Press had an album filled with projects, like this ’37 Terraplane Utility Coupe, which had one very cool feature…
… a quarter ton pickup bed in the back that slid out on rubber rollers!
Press still owns this ’34 Terraplane Truck, which is currently on loan to the Petersen in their commercial vehicle display section. He bought this truck completely disassembled, it was a mere frame and two axles. This ’34 pickup is one of only three still known to exist.
Press had black walls on the ’34 until he receive a call from Coker Tire, who wanted the truck on display at the SEMA show one year. They sent him 5 new tires, paid his way to Vegas to enjoy the show, and the ’34 has had whitewalls ever since.
Press also owned a ’47 truck with an antique drag car, which did an impressive 90 mph in 15 1/2 seconds, which was incredibly fast for its day.
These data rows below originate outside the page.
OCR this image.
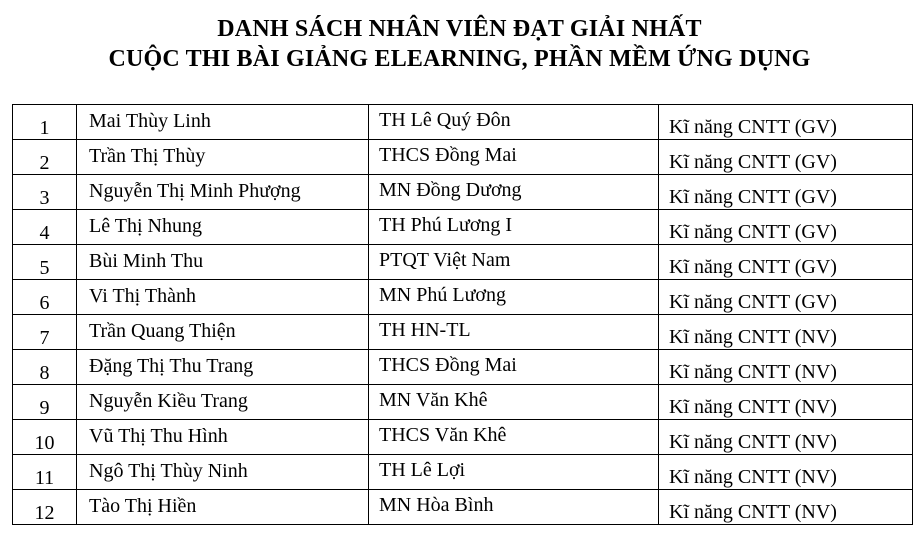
DANH SÁCH NHÂN VIÊN ĐẠT GIẢI NHẤT
CUỘC THI BÀI GIẢNG ELEARNING, PHẦN MỀM ỨNG DỤNG
1	Mai Thùy Linh	TH Lê Quý Đôn	Kĩ năng CNTT (GV)

2	Trần Thị Thùy	THCS Đồng Mai	Kĩ năng CNTT (GV)

3	Nguyễn Thị Minh Phượng	MN Đồng Dương	Kĩ năng CNTT (GV)

4	Lê Thị Nhung	TH Phú Lương I	Kĩ năng CNTT (GV)

5	Bùi Minh Thu	PTQT Việt Nam	Kĩ năng CNTT (GV)

6	Vi Thị Thành	MN Phú Lương	Kĩ năng CNTT (GV)

7	Trần Quang Thiện	TH HN-TL	Kĩ năng CNTT (NV)

8	Đặng Thị Thu Trang	THCS Đồng Mai	Kĩ năng CNTT (NV)

9	Nguyễn Kiều Trang	MN Văn Khê	Kĩ năng CNTT (NV)

10	Vũ Thị Thu Hình	THCS Văn Khê	Kĩ năng CNTT (NV)

11	Ngô Thị Thùy Ninh	TH Lê Lợi	Kĩ năng CNTT (NV)

12	Tào Thị Hiền	MN Hòa Bình	Kĩ năng CNTT (NV)
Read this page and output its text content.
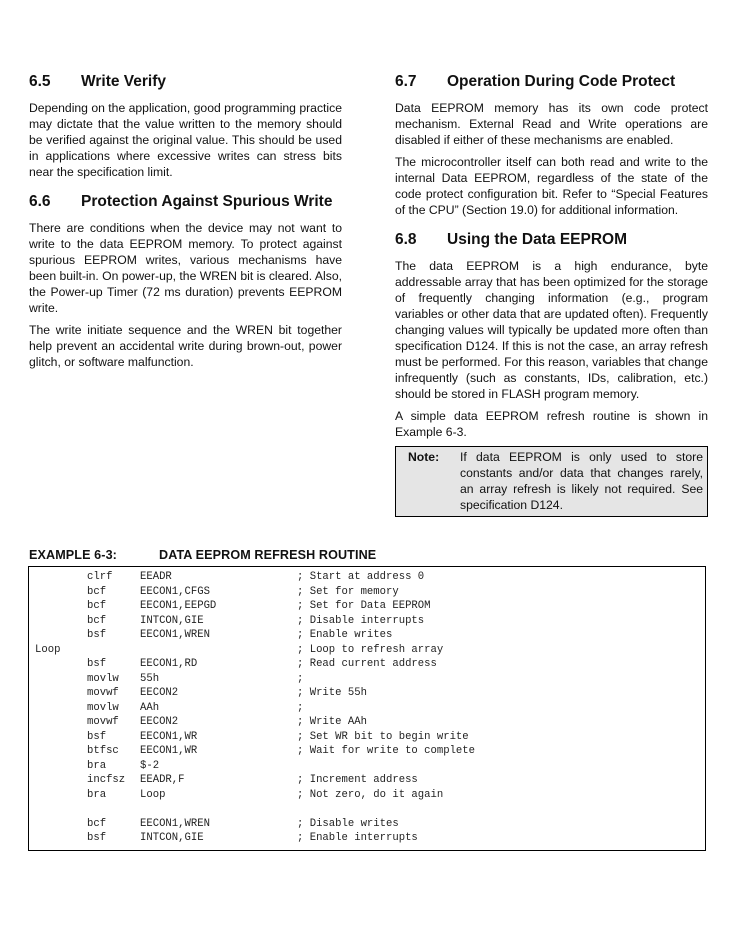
6.5	Write Verify

Depending on the application, good programming practice may dictate that the value written to the memory should be verified against the original value. This should be used in applications where excessive writes can stress bits near the specification limit.

6.6	Protection Against Spurious Write

There are conditions when the device may not want to write to the data EEPROM memory. To protect against spurious EEPROM writes, various mechanisms have been built-in. On power-up, the WREN bit is cleared. Also, the Power-up Timer (72 ms duration) prevents EEPROM write.

The write initiate sequence and the WREN bit together help prevent an accidental write during brown-out, power glitch, or software malfunction.

6.7	Operation During Code Protect

Data EEPROM memory has its own code protect mechanism. External Read and Write operations are disabled if either of these mechanisms are enabled.

The microcontroller itself can both read and write to the internal Data EEPROM, regardless of the state of the code protect configuration bit. Refer to “Special Features of the CPU” (Section 19.0) for additional information.

6.8	Using the Data EEPROM

The data EEPROM is a high endurance, byte addressable array that has been optimized for the storage of frequently changing information (e.g., program variables or other data that are updated often). Frequently changing values will typically be updated more often than specification D124. If this is not the case, an array refresh must be performed. For this reason, variables that change infrequently (such as constants, IDs, calibration, etc.) should be stored in FLASH program memory.

A simple data EEPROM refresh routine is shown in Example 6-3.

Note:	If data EEPROM is only used to store constants and/or data that changes rarely, an array refresh is likely not required. See specification D124.
EXAMPLE 6-3:	DATA EEPROM REFRESH ROUTINE
clrf	EEADR	; Start at address 0
bcf	EECON1,CFGS	; Set for memory
bcf	EECON1,EEPGD	; Set for Data EEPROM
bcf	INTCON,GIE	; Disable interrupts
bsf	EECON1,WREN	; Enable writes
Loop	; Loop to refresh array
bsf	EECON1,RD	; Read current address
movlw 55h	;
movwf EECON2	; Write 55h
movlw AAh	;
movwf EECON2	; Write AAh
bsf	EECON1,WR	; Set WR bit to begin write
btfsc EECON1,WR	; Wait for write to complete
bra	$-2
incfsz EEADR,F	; Increment address
bra	Loop	; Not zero, do it again
bcf	EECON1,WREN	; Disable writes
bsf	INTCON,GIE	; Enable interrupts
Press tells us that Terraplanes were the performance cars of their years, citing that a ’34 6-cylinder Terraplane, with its low center of gravity and great handling, will outrun a ’34 Ford V8. He also tells us that the ’33 was the only year for an 8-cylinder, and that, by weight, the Terraplane was the most powerful production car in the U.S.
In 1951-1954, Hudsons dominated the stock car circuit, and it was only two years ago that Chevy finally surpassed the Hudson record for most wins by a particular make, impressive for a line that ended (merging with Nash-Kelvinator) in ’54.
Press still enjoys attending national meets, which have extended to an international group of Hudson friends from Austrailia, New Zealand, Sweden, Germany, France, and more. He loves that the club has a no-judging rule, which he says helps everyone to stay friends, as there’s never any hard feelings about whose car is best.
It is clear that Hudsons are in his blood – Press has ridden in Hudsons since ’34, driven them since ’49, and worked at a Hudson dealership in Ohio during the ’50s before moving to California and forming his own rubber parts company.
Press says he’d like his next project to be a 1923 Essex, preferably a roadster, and he is currently looking for one. From the stories and photos of his cars, we’d guess that Press has incredible fortune when it comes to finding project cars, and we can’t wait to see what he does with the next vintage car that comes his way!
Special thanks to Press for sharing his Hudsons with us; we hope you’ve enjoyed this Car Crash as much as we enjoyed talking to him!